Author: KickingK
Date: Sunday June 08th, 2025
Wanna see a bunch of Nazis get fucked up?
Freaky Tales
Of course you do, who wouldn't. Well boy have I got the film for you.
This is a portmanteau film featuring four, based on real-life stories (spoilers), all taking place over twenty fours hours in Oakland, 1987. And it is a blast.
The music is absolutely amazing, it is relentlessly funny, the gore is off the scale, every performance is absolutely nailed. There's a surprise guest cameo appearance from someone who abso-bloody-lutely understands the assignment.
It's a love letter to Oakland. To the eighties. To films. To kicking the shit out of Nazis. To teaching clowns how to juggle. To just having a good time.
An actual riot of a film.
Author: KickingK
Date: Saturday May 31st, 2025
Outdated plot, contemporary and beautiful people
The Wedding Banquet
I've not seen the 1993 film that this is a remake of. It's somehow passed me by despite being a big fan of Ang Lee. So I don't know how much has changed from the original. But good lord this film feels weird at times.
The plot is characterised by the kind of high-concept, situation lead set-up common to rom-coms of the eighties and nineties. But the direction takes a little bit of a back seat, allowing the actors the time and space to make their characters entirely believable, despite the patently absurd (and staggeringly predictable) situations the plot places them in.
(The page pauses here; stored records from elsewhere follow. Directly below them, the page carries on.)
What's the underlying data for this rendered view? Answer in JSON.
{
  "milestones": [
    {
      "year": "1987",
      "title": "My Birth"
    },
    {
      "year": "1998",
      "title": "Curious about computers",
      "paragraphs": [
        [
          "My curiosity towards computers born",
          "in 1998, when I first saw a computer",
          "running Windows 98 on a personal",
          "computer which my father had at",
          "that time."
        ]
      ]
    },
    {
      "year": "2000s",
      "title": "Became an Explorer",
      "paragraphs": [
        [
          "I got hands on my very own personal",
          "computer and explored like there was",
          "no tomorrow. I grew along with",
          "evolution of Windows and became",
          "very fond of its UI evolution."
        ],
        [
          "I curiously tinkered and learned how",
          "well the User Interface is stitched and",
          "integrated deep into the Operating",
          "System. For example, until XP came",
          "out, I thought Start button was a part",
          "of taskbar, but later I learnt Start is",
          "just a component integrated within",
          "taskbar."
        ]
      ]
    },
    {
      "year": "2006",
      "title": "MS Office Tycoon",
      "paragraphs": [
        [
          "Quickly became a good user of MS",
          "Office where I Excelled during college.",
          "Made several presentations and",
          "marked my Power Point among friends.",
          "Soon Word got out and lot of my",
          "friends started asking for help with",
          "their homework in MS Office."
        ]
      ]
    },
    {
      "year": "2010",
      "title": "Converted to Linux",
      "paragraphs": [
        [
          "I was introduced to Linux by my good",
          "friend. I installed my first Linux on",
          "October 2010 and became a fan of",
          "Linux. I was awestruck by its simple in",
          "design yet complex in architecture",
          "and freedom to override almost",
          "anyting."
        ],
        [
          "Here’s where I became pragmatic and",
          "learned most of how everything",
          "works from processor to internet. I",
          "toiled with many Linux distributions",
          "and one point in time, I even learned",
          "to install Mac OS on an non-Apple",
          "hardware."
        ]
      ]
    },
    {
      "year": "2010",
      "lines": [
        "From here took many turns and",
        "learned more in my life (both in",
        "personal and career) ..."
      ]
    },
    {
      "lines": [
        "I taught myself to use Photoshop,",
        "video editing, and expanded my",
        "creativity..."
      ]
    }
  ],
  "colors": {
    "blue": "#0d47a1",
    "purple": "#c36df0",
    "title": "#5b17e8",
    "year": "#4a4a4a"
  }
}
And it works. That time and space is where the comedy lives. There are plenty of proper belly laughs that come from nothing more than a sideways glance or muted 'harrumph'. Youn Yuh-jung's grandmother managed to steal almost every scene without even moving her face. Understated, character-led comedy is exactly my kind of thing and this film has it in spades.
If I have a criticism of the film, it's the cinematography. It's very basic and lacks flair. It's arguably not a problem for a rom-com, except... art plays a big part in this film. Both Bowen Yang and Han Gi-Chan play artists whose work is genuinely beautiful and yet the film seems almost completely un-interested in exploring that. Which is an issue when that art plays a part of one characters plot-changing and emotional decision. The moment works, the characters make it work, but it would have been so much more powerful if you saw in the art what that character saw. But the film doesn't give you that opportunity.
But I loved this film. It's relentlessly funny. And I believed in the characters even if I didn't believe in the plot. Beautiful.
Author: KickingK
Date: Sunday May 11th, 2025
Turns out that "Borrowed nostalgia for the unremembered '80s" is great, actually
Lisa Frankenstein
Lisa is a misunderstood, lonely teenager. Her dad doesn't understand her, her cheerleading step-sister doesn't understand her and mental health nurse step mum positively hates her. She spends her free time in a decrepit grave yard talking to the gravestone of a dead poet, whose zombified body she inadvertently resurrects.
Cue journey of self discovery as she tries to hide, fix and date her hot zombie poet boyfriend. The problem being that what Lisa discovers about herself is that she's an absolute dick.
And this is what makes this film an absolute riot. Whilst Lisa is always entirely relatable (all of us were a this self obsessed at one point in our teenage years), watching her gradually embrace her new found self confidence to the point of serial murderer is glorious.
A Diablo Cody script being sharp, warm, funny and insightful is hardly a surprise. But Zelda Williams 80's-to-the-Max aesthetic really is. It's not nostalgic as she doesn't remember the eighties. Instead, she leans into the idea that this is an eighties teen comedy made by someone who's never experienced the actual eighties and instead has pieced together what it was like from pop-culture. It's familiar but new and I loved it.
One of the films of the year for me, an absolute belter.